Psychologist Diann Gaalema and Dr. Philip Ades, a cardiologist, are working to reach these particularly vulnerable populations through a cardiac rehabilitation study built upon the same incentive-based techniques that Professor Stephen Higgins and colleagues have used to treat addiction. 

“The reality is that if you’ve had a heart attack you are going to have to change the way you live, and that change will need to be life long,” Gaalema says. She points out that even the four months of a cardiac rehab program can be a long and difficult time for patients to maintain their new behavior. “The idea behind incentives is that it breaks down these difficult behaviors into small, achievable chunks. Putting the focus on what they can do and achieve today helps people take these intermediary steps toward the longer goals they’ll need to meet. It really is a form of treatment and much more subtle than just paying people to do healthy things,” she says.

After thirty-six rehab sessions—the maximum covered by Medicaid insurance—successful participants will have earned about $1,200, “which is not trivial,” Ades says. But it’s pocket change compared to the cost of another heart attack. “Preventing one cardiac rehospitalization is saving $10,000 to $30,000,” Ades says, “and cardiac rehab is known to decrease cardiac rehospitalization by 30 percent in the first year.”

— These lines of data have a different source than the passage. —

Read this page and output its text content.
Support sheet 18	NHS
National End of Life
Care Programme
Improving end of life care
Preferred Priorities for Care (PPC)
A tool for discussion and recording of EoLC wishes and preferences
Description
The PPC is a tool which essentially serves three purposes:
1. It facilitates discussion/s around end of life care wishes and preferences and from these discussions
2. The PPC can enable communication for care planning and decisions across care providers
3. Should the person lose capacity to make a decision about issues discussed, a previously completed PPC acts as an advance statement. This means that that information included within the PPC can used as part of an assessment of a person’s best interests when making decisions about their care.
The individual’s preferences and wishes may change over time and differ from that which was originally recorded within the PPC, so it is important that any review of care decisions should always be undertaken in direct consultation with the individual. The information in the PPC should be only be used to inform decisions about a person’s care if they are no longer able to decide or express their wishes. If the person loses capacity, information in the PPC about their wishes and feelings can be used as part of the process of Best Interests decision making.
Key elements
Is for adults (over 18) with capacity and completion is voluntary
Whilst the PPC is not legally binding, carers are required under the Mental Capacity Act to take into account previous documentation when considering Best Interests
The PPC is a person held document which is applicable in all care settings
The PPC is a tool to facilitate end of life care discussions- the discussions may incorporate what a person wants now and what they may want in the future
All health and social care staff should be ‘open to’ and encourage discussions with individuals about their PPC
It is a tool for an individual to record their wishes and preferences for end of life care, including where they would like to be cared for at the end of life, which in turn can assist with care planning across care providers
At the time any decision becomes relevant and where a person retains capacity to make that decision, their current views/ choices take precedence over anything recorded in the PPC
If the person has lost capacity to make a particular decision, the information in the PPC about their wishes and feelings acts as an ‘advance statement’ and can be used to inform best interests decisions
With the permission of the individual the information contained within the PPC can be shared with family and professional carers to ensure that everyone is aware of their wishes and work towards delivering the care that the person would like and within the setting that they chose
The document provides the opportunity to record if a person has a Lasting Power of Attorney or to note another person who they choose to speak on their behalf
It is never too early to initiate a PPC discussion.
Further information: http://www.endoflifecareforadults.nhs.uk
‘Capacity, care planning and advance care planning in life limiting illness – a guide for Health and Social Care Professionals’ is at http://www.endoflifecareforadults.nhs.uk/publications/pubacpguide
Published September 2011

The new study looks promising. “We’re seeing more minorities and many other people we’ve never seen in rehab before—unemployed people, drug addicts, homeless,” Ades says. Often invisible to the medical system, until they hit the emergency room with very expensive problems, they tend to be “higher risk than the other cardiac patients we see: they have worse cardiac behaviors, exercise less, smoke more, tend to be more overweight,” Ades says. “They are the people we need to reach.”